The Habitable Exoplanet Imaging Mission (HabEx) is a concept for a mission to directly image planetary systems around Sun-like stars. The current baseline for HabEx is a 4-meter diameter off-axis telescope designed to both search for habitable planets and perform general astrophysics observations, possibly combined with a starshade.

At SPIE Optics + Photonics 2017, Farah Alibay of NASA's Jet Propulsion Laboratory (JPL), presented the initial flight system design for both the telescope and the starshade, focusing on the key and driving requirements and subsystems, as well as the trajectory design. She also discussed some of the initial design trades undergone, as well as the key challenges and future trade studies.

Farah Alibay is a systems engineer at JPL. Prior to joining JPL, she obtained a bachelor's and master's degree in Aerospace and Aerothermal Engineering at the University of Cambridge, and a PhD in Space Systems Engineering at the Massachusetts Institute of Technology.

Her primary research focused on spatially and temporally distributed multi-vehicle architectures for planetary exploration. Since then, she has worked on a number of early mission concepts for both small and larger missions.
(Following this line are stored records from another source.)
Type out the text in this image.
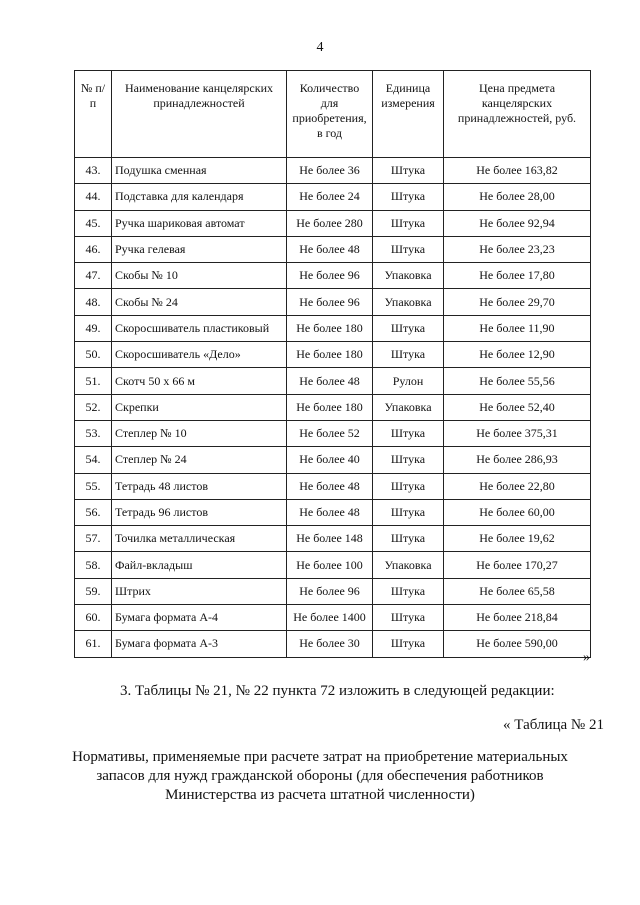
4
№ п/п	Наименование канцелярских принадлежностей	Количество для приобретения, в год	Единица измерения	Цена предмета канцелярских принадлежностей, руб.
43.	Подушка сменная	Не более 36	Штука	Не более 163,82
44.	Подставка для календаря	Не более 24	Штука	Не более 28,00
45.	Ручка шариковая автомат	Не более 280	Штука	Не более 92,94
46.	Ручка гелевая	Не более 48	Штука	Не более 23,23
47.	Скобы № 10	Не более 96	Упаковка	Не более 17,80
48.	Скобы № 24	Не более 96	Упаковка	Не более 29,70
49.	Скоросшиватель пластиковый	Не более 180	Штука	Не более 11,90
50.	Скоросшиватель «Дело»	Не более 180	Штука	Не более 12,90
51.	Скотч 50 х 66 м	Не более 48	Рулон	Не более 55,56
52.	Скрепки	Не более 180	Упаковка	Не более 52,40
53.	Степлер № 10	Не более 52	Штука	Не более 375,31
54.	Степлер № 24	Не более 40	Штука	Не более 286,93
55.	Тетрадь 48 листов	Не более 48	Штука	Не более 22,80
56.	Тетрадь 96 листов	Не более 48	Штука	Не более 60,00
57.	Точилка металлическая	Не более 148	Штука	Не более 19,62
58.	Файл-вкладыш	Не более 100	Упаковка	Не более 170,27
59.	Штрих	Не более 96	Штука	Не более 65,58
60.	Бумага формата А-4	Не более 1400	Штука	Не более 218,84
61.	Бумага формата А-3	Не более 30	Штука	Не более 590,00
»
3. Таблицы № 21, № 22 пункта 72 изложить в следующей редакции:
« Таблица № 21
Нормативы, применяемые при расчете затрат на приобретение материальных запасов для нужд гражданской обороны (для обеспечения работников Министерства из расчета штатной численности)
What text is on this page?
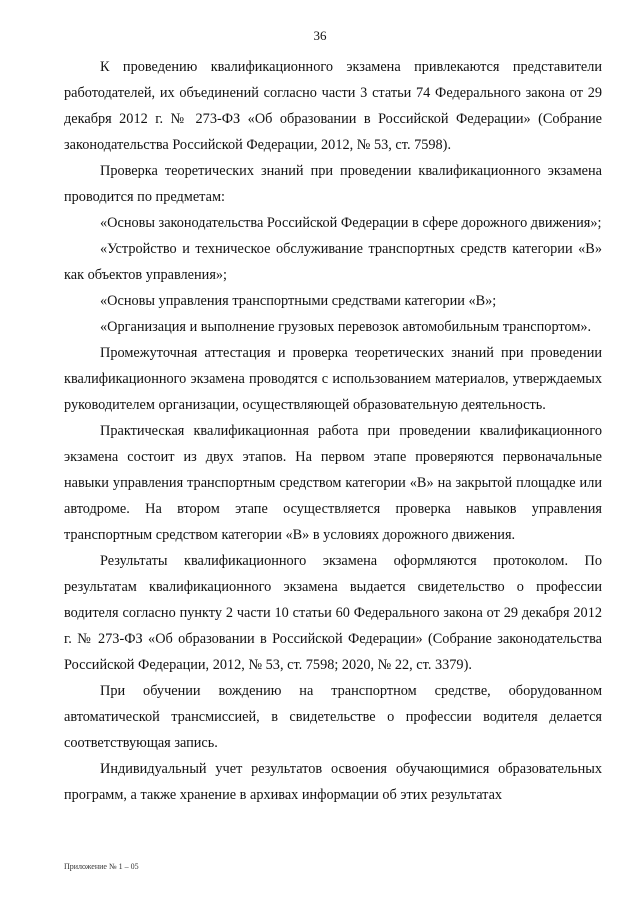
36

К проведению квалификационного экзамена привлекаются представители работодателей, их объединений согласно части 3 статьи 74 Федерального закона от 29 декабря 2012 г. № 273-ФЗ «Об образовании в Российской Федерации» (Собрание законодательства Российской Федерации, 2012, № 53, ст. 7598).

Проверка теоретических знаний при проведении квалификационного экзамена проводится по предметам:

«Основы законодательства Российской Федерации в сфере дорожного движения»;

«Устройство и техническое обслуживание транспортных средств категории «В» как объектов управления»;

«Основы управления транспортными средствами категории «В»;

«Организация и выполнение грузовых перевозок автомобильным транспортом».

Промежуточная аттестация и проверка теоретических знаний при проведении квалификационного экзамена проводятся с использованием материалов, утверждаемых руководителем организации, осуществляющей образовательную деятельность.

Практическая квалификационная работа при проведении квалификационного экзамена состоит из двух этапов. На первом этапе проверяются первоначальные навыки управления транспортным средством категории «В» на закрытой площадке или автодроме. На втором этапе осуществляется проверка навыков управления транспортным средством категории «В» в условиях дорожного движения.

Результаты квалификационного экзамена оформляются протоколом. По результатам квалификационного экзамена выдается свидетельство о профессии водителя согласно пункту 2 части 10 статьи 60 Федерального закона от 29 декабря 2012 г. № 273-ФЗ «Об образовании в Российской Федерации» (Собрание законодательства Российской Федерации, 2012, № 53, ст. 7598; 2020, № 22, ст. 3379).

При обучении вождению на транспортном средстве, оборудованном автоматической трансмиссией, в свидетельстве о профессии водителя делается соответствующая запись.

Индивидуальный учет результатов освоения обучающимися образовательных программ, а также хранение в архивах информации об этих результатах

Приложение № 1 – 05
She was the systems engineer for MarCO, a CubeSat mission that will help support telecommunication relay for the InSight mission during entry, descent, and landing on Mars. She was also the mission planner for the Asteroid Redirect Robotic Mission (ARRM) and the flight systems engineer for the HabEx study, a mission to directly image planetary systems around Sun-like stars.

Alibay is now a payload systems engineer on the InSight mission, which will launch to Mars in May 2018.